J’ai aussi travaillé l’idée de décalage ou de contre temps avec un
montage sec afin d’accentuer la notion de violence.
Les deux écrans permettent enfin de travailler la notion de
répétition simultanée ou décalée.
Le film est également visible par un dispositif de double
projection. Pourquoi une telle déclinaison ?
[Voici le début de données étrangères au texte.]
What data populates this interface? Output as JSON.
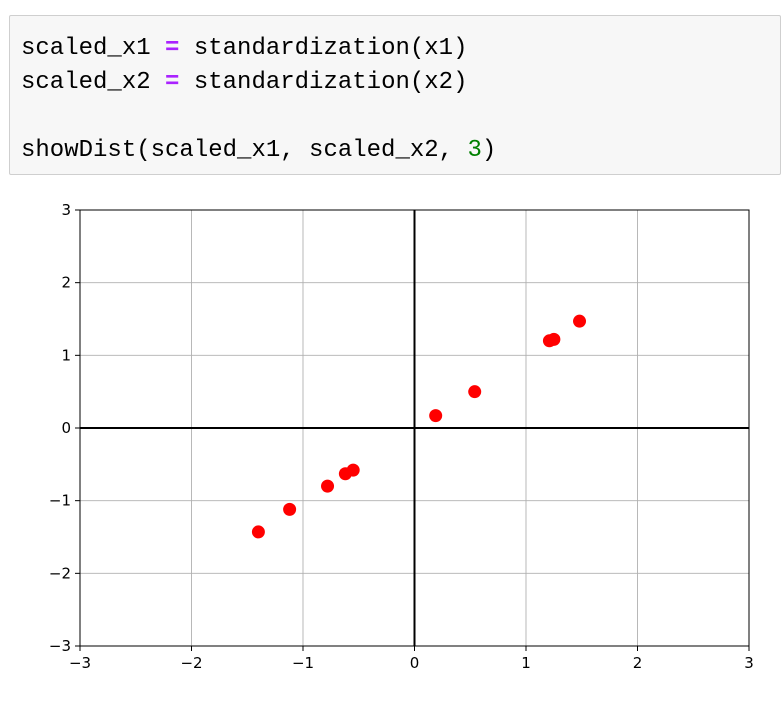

Je voulais que le spectateur vive cette course de tracteur, qu’il
ressente à la fois la violence et la fureur des machines, mais aussi qu’il
regarde les concurrents comme de grands enfants.
Je voulais que le spectateur soit le plus possible immergé dans
l’action, le bruit, l’énergie de la course. Le rapport frontal à l’image ne me
satisfaisait pas complètement, il fallait donc modifier la place du spectateur
en proposant un autre dispositif. Les chevaliers dans sa forme idéale
est une installation composée de deux films qui sont projetés chacun sur un
écran 4/3. Les deux écrans se font face et sont placés à 6 ou 7 mètres l’un de
l’autre. Le spectateur entre dans le dispositif et doit constamment regarder à
droite ou à gauche dans une incapacité à voir les deux films. Ce dispositif
permet aussi de jouer avec la bande son et de canarder le spectateur de bruit
de moteur. Il ne manque plus que les vapeurs de carbone.
Vous n’avez, jusque là, réalisé que des courts-métrages.
Envisagez-vous un passage au long ou les possibilités économiques et narratives
permises par le court vous correspondent-elles mieux ?
En fait depuis que je fais des films je diminue leur durée. J’ai
commencé par faire un film de 60’, puis 56’ ,47’, 26’ et puis 13 minutes. Je
suis à l’aise avec le format court. Non pas que je n’aime pas les longs films
mais j’ai tendance à raccourcir de plus en plus mes projets. Mon dernier film 12.12.19 dure
5 minutes, juste le temps nécessaire pour perdre le spectateur dans un paysage
traversé par des individus étranges. Un film documentaire / fiction avec très
peu d’éléments et dont le principal acteur est le spectateur puisque c’est lui
qui doit créer l’histoire.
Les chevaliers fonctionne un peu selon ce principe. Je
voulais que ce soit le spectateur qui fasse son film par ses choix de regards
et je n’avais pas besoin de faire durer le film pour cela. Et puis la durée du
film correspond à peu près à la durée d’une course.